Before he took another moment to ponder this, he acted. He nearly leapt from the rooftop and onto the vine surrounding the window pane. Although it was not a very strong place to support himself upon, it sufficed for a long enough amount of time so that he could grab onto the porcelain ledge and flip open the window from the outside.
Carlisle crept into the room. His first inclination was to blow out the candle, as she would certainly see him peering at her the moment she woke up. He blew upon the flame softly for a moment and watched it slowly die, interested by the smoke that formed geographical shapes up above it.
The next thing he wished to do was remove the book from her arms, because it would most assuredly fall, and she would wake, groping around in the darkness for it until she would find his eyes and scream. He un-tucked the novel from her sleeping limbs and carefully placed it upon the table next to the bed. She sighed softly, and her eyelids fluttered for a small moment, but she fell back asleep quickly enough.

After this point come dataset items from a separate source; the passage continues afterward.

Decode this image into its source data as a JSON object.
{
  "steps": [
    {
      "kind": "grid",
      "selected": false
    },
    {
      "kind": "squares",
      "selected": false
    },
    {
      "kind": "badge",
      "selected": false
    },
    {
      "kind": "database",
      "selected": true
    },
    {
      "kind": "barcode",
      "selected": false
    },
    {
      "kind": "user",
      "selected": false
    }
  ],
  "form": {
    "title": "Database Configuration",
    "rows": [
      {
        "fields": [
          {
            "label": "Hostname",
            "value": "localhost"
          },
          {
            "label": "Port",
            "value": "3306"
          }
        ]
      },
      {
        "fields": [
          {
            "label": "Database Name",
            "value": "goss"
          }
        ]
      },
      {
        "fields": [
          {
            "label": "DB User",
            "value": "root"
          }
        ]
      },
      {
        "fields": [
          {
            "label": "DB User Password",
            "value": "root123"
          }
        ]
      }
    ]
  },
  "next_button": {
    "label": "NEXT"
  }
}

Sighing extemporaneously, Carlisle attempted to glance around the room and find clues of Charlotte’s everyday life. As expected, a rather large bookshelf towered over him on the far end of the room. Curiously, he picked up the closest book and peered at the cover. Candide, it read, a book that Carlisle was all-too familiar with, as he himself owned one of the first copies. And next to its empty place sat Robinson Crusoe, which was followed by a line of classics, ending on the right side with Romeo and Juliet.
What was he doing in Charlotte’s room in the middle of the night?
Carlisle sighed as boredom shrouded him like a blanket. He put the book back upon the shelf, and began to open the window again when her blood’s sweet scent filled the cold air. He was dizzy and felt as though he were about to faint for the first time in years. His throat was ignited by the fiery, commanding thirst that he had grown to hate. He filled his nose with her for another split second, and tore himself from the room, down the vines.
And in the quiet of the starless night, he sped off into the forest a hundred miles away to hunt something much less desirable.